Lapas → tempat pembinaan bagi narapidana inkracht, terutama yang menjalani pidana jangka panjang.
Dengan kebutuhan program pembinaan yang kompleks—mulai dari pelatihan vokasional, pembinaan mental, hingga persiapan reintegrasi sosial—narapidana jangka panjang mustahil mendapatkan layanan optimal di Rutan yang sedang mengalami overcrowding ekstrem.
Landasan Hukum Pemindahan Sangat Kuat
Menurut LIPPSU, pemindahan narapidana dari Rutan ke Lapas memiliki dasar hukum yang kokoh:
U.U No. 22 Tahun 2022 — mempertegas fungsi pembinaan di Lapas (Pasal 48).
Kepmenkeh No. M.04.UM.01.06 Tahun 1983 — mengatur tata cara pemindahan narapidana dari Rutan ke Lapas.
PP No. 31 Tahun 1999 — menegaskan hak narapidana untuk mendapatkan pembinaan sesuai standar pemasyarakatan.
“Ini bukan sekadar kebijakan, tetapi kewajiban administratif.
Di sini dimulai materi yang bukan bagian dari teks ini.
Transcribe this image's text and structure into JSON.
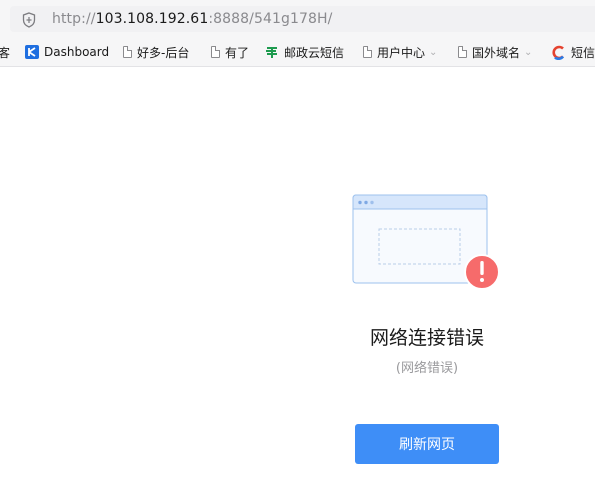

Tidak ada alasan bagi institusi untuk menunda pemindahan,” kata Azhari.
Rutan Medan Tidak Lagi Ideal untuk Menampung Narapidana Jangka Panjang.
Azhari menyebut keberadaan ratusan narapidana jangka panjang di Rutan Medan sebagai bentuk:
Pelanggaran fungsi kelembagaan, karena Rutan dipaksakan menjalankan tugas Lapas.
Kerugian bagi WBP, karena narapidana kehilangan hak pembinaan berkualitas yang seharusnya mereka terima.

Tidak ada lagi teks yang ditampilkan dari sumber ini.